I decided to go to Subway–the ultimate burn: defecting to a competitor.

I recalled Subway’s ads: Any Footlong Sub for $5.

“One Footlong Chicken Piziolla please.”

“That will be $7.42″

“It’s $5. There is a sign behind you reading ‘ANY sub for $5.’”

“There is an exception. It excludes premium subs–see the footnote?”

Why Deceptive Marketing?

It’s reasonable for Subway and Quiznos to practice such marketing. The economy is rough and every fast-food chain is competing for price-sensitive customers. In a total advertisment war, Dominoes  fiercely entered Subway’s market, claiming their new oven-baked sandwiches beat Subway’s 2 to 1 (ironically, Subway sued, arguing that the “2 to 1″ study was deceptive). Further, Quiznos is a premium sandwich brand, and it likely found itself cornered as competition heated (oddly, Subway sued Quiznos over unethical advertising in 2008 [via Alan Wolk]).

To a marketer at Subway, “ANY Sub for $5″ is a compelling statement. Similarly, Quiznos’ “Million Sub Giveaway” resonates with consumers, especially given the environment.

Deception and Evil Marketing

Deceptive advertising is synonymous with evil marketers (a la Seth Godin).

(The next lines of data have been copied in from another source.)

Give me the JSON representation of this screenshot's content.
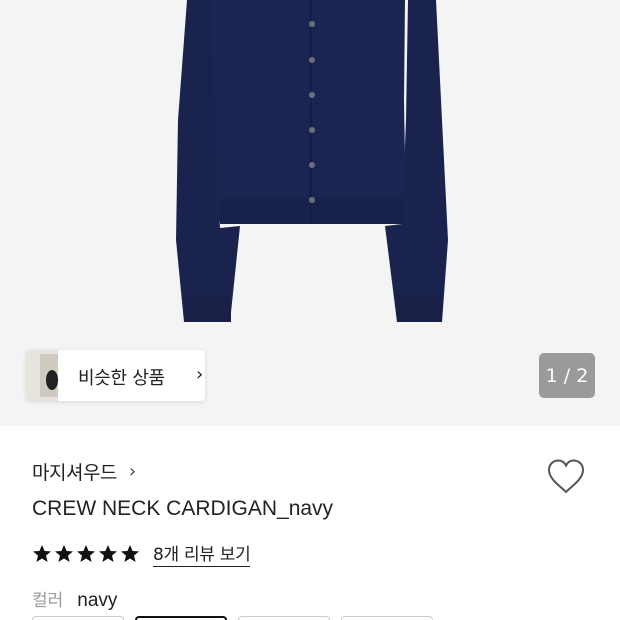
{
  "gallery": {
    "similar_products_label": "비슷한 상품",
    "page_indicator": "1 / 2",
    "product_color": "#1b2551"
  },
  "product": {
    "brand": "마지셔우드",
    "name": "CREW NECK CARDIGAN_navy",
    "rating": 5,
    "review_link": "8개 리뷰 보기",
    "option_label": "컬러",
    "option_value": "navy"
  },
  "icons": {
    "wishlist": "heart-outline-icon",
    "chevron": "chevron-right-icon",
    "star": "star-filled-icon"
  }
}
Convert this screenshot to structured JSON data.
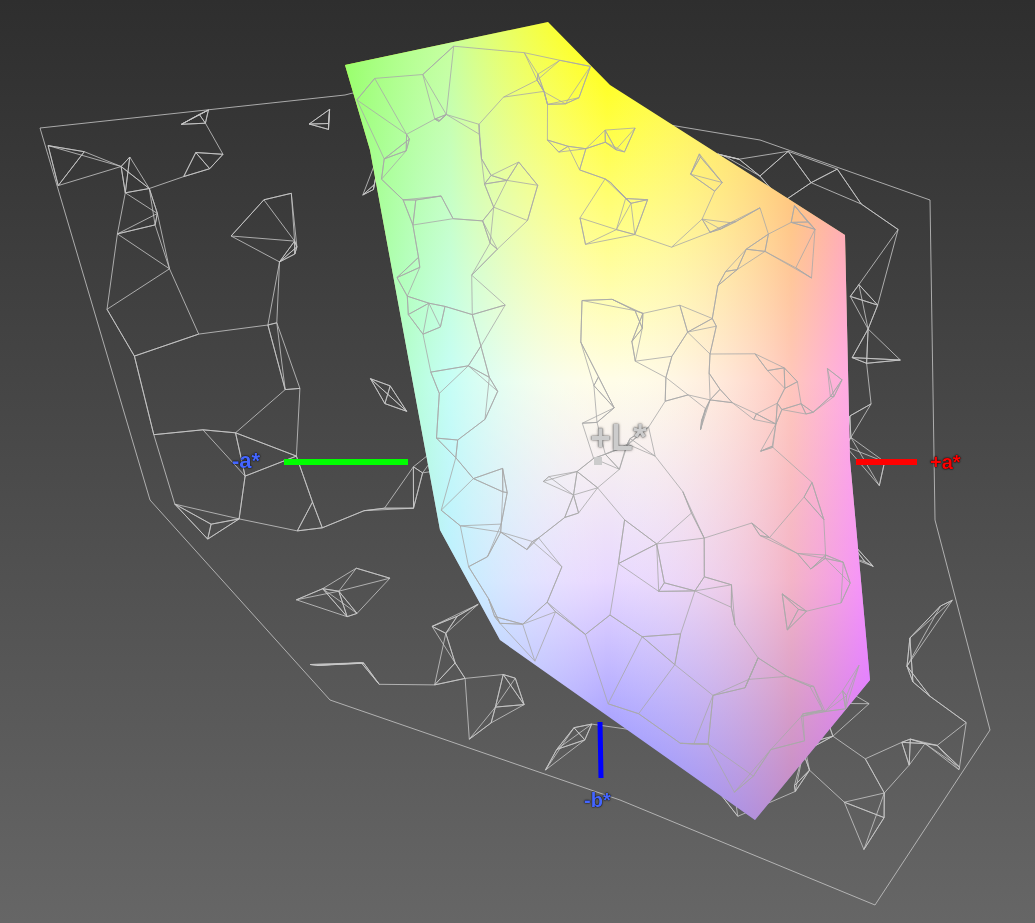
{
  "viewport": {
    "axes": [
      {
        "label": "+L*",
        "color": "#cccccc"
      },
      {
        "label": "-a*",
        "color": "#4466ff"
      },
      {
        "label": "+a*",
        "color": "#ff0000"
      },
      {
        "label": "-b*",
        "color": "#4466ff"
      }
    ]
  }
}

And it’s popular. Consider the following marketing “tactics”: Hidden fees and surcharges, Bait and Switch, Advertising the maximum, and “Selected item” Sales. It’s why consumers associate terms such as “misleading,” “fraudulant,” and “false” with advertising (via Max Kalehoff).

Given the need to attract customers in this environment, a free or discounted promotion is an effective tactic to engage consumers. It’s short-term win. But an angry customer is a long-term loss.

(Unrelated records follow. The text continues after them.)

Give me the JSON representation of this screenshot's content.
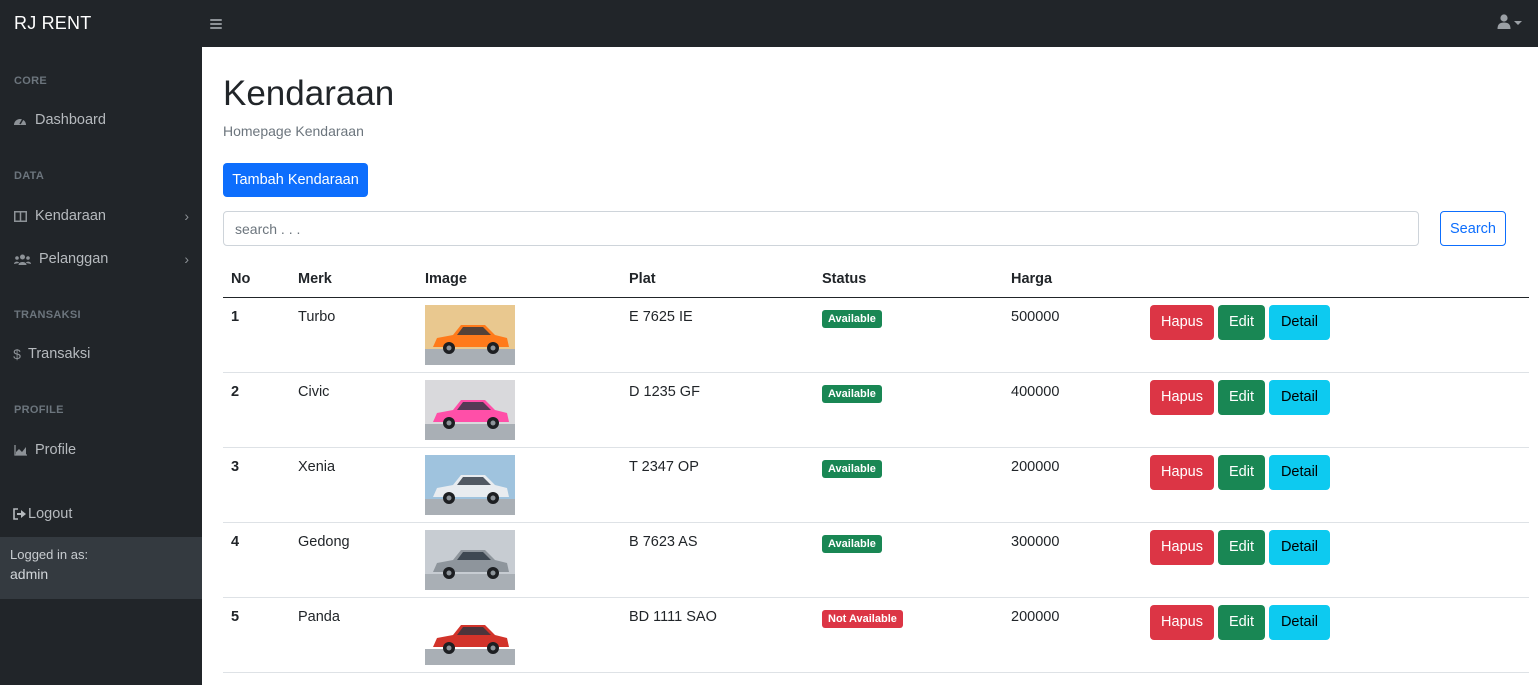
{
  "app": {
    "brand": "RJ RENT"
  },
  "sidebar": {
    "sections": [
      {
        "heading": "CORE",
        "items": [
          {
            "label": "Dashboard",
            "icon": "tachometer-icon"
          }
        ]
      },
      {
        "heading": "DATA",
        "items": [
          {
            "label": "Kendaraan",
            "icon": "columns-icon",
            "expandable": true
          },
          {
            "label": "Pelanggan",
            "icon": "users-icon",
            "expandable": true
          }
        ]
      },
      {
        "heading": "TRANSAKSI",
        "items": [
          {
            "label": "Transaksi",
            "icon": "dollar-icon"
          }
        ]
      },
      {
        "heading": "PROFILE",
        "items": [
          {
            "label": "Profile",
            "icon": "chart-area-icon"
          }
        ]
      }
    ],
    "logout": "Logout",
    "footer": {
      "logged_in_as": "Logged in as:",
      "user": "admin"
    }
  },
  "main": {
    "title": "Kendaraan",
    "subtitle": "Homepage Kendaraan",
    "add_button": "Tambah Kendaraan",
    "search": {
      "placeholder": "search . . .",
      "button": "Search"
    },
    "table": {
      "headers": [
        "No",
        "Merk",
        "Image",
        "Plat",
        "Status",
        "Harga",
        ""
      ],
      "rows": [
        {
          "no": "1",
          "merk": "Turbo",
          "plat": "E 7625 IE",
          "status": "Available",
          "available": true,
          "harga": "500000",
          "car_color": "#ff7a1a"
        },
        {
          "no": "2",
          "merk": "Civic",
          "plat": "D 1235 GF",
          "status": "Available",
          "available": true,
          "harga": "400000",
          "car_color": "#ff4fa8"
        },
        {
          "no": "3",
          "merk": "Xenia",
          "plat": "T 2347 OP",
          "status": "Available",
          "available": true,
          "harga": "200000",
          "car_color": "#e8ecf0"
        },
        {
          "no": "4",
          "merk": "Gedong",
          "plat": "B 7623 AS",
          "status": "Available",
          "available": true,
          "harga": "300000",
          "car_color": "#8e959c"
        },
        {
          "no": "5",
          "merk": "Panda",
          "plat": "BD 1111 SAO",
          "status": "Not Available",
          "available": false,
          "harga": "200000",
          "car_color": "#d2332a"
        }
      ],
      "actions": {
        "delete": "Hapus",
        "edit": "Edit",
        "detail": "Detail"
      }
    }
  },
  "colors": {
    "primary": "#0d6efd",
    "success": "#198754",
    "danger": "#dc3545",
    "info": "#0dcaf0",
    "dark": "#212529"
  }
}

Could Subway have chosen a more appropriate word than “Any?” Could Quiznos have informed registrants of participating locations? This is just a sandwich. It’s not like Subway and Quiznos are advertising cigarettes to children.

But to quote Godin, “Just because you can market something doesn’t mean you should.”

In Short: As marketers, we have a responsibility; people actually trust our beautifully designed messages. Let’s focus on giving advertising a good name and stop pissing off consumers.